The past couple days, I’ve been railing against the tax/benefits compromise on Twitter and getting a lot of push-back from the right side of the Twitter-verse. The argument goes something like this:
“The deficit is due to the fact that we’re spending too much, not because we’re not pulling in enough revenue. We have a spending problem, not a revenue problem.”
In response to this, I’d like to submit the following into evidence. It is a graph of the federal receipts and federal spending since 1980, taken from the monthly treasury report, which is as non-partisan a source as possible. The gap between the red line and the green line is the deficit.
Technical note: The data here is inflation adjusted by month and represents a rolling 12 month sum. So, for example, the point for October, 2010 (the latest data point) is a sum of the previous 12 months of receipts and outlays, all adjusted for inflation. This is necessary due to the fact that the treasury reports fluctuate drastically from month to month… especially in April, for obvious reasons.
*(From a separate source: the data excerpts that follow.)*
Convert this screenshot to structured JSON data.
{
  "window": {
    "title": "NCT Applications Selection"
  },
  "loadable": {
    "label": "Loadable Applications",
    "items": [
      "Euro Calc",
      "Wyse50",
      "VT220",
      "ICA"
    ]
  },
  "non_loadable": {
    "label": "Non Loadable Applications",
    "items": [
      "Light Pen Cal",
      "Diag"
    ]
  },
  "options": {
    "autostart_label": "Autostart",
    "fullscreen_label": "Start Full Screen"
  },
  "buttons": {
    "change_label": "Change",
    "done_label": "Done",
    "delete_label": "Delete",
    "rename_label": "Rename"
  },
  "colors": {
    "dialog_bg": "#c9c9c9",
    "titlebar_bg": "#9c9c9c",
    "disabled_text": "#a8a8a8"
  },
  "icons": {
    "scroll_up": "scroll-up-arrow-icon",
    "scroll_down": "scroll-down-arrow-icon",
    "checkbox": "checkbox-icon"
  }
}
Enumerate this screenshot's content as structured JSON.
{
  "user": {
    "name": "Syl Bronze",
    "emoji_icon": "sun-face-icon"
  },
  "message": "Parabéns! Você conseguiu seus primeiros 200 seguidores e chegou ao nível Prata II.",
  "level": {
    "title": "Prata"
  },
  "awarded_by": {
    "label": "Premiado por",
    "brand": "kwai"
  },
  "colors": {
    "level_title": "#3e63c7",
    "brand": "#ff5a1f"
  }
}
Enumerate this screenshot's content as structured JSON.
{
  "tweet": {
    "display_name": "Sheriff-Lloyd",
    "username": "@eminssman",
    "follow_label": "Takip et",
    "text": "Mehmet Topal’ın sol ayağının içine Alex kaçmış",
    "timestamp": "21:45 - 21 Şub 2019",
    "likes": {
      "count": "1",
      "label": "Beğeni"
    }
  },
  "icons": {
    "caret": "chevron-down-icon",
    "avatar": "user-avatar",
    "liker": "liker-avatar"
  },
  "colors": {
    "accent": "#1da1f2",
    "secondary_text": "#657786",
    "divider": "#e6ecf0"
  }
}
So, what can we learn from this chart?
- our current deficit is driven by BOTH a dramatic increase in spending and a devastating decline in revenue.
- the Bush tax cuts are not wholly to blame for the deficit. If revenue had held steady at 2007 levels, we’d still be looking at record deficits based only on the spending increases.
- spending increases are not wholly to blame for the deficit. If spending had held steady at 2007 levels, we’d still be looking at record deficits.
- compared to revenue, spending is relatively stable, increasing more or less steadily year after year.
That last one indicated to me that the federal government has more control over spending then they have over revenue. Because of this (in my humble opinion) it does make more sense to try to cut spending than to raise taxes, since we have more control over the spending side.
However, we need to look at the situation practically. We can’t possibly cut enough out of the federal budget to balance it without additional revenue. Those kinds of budget cuts are not even remotely feasible politically. I’ve little interest in playing fantasy politics where we magically get rid of a fourth of the government without people lighting their Congressmen on fire.We have about enough revenue to balance a budget from 10 years ago.
The rebuttal, of course is that raising taxes will slow economic growth, which will drive revenue down anyway. I believe there is some merit to this, but does that mean we’re going to just tolerate insane deficits while we wait patiently for the economy to improve?
There is no way to have our cake and eat it too. Lower taxes is quickly becoming a luxury of a country whose financial situation is not dire. If we want to close the deficit, we need more revenue and less spending. Period. Full stop.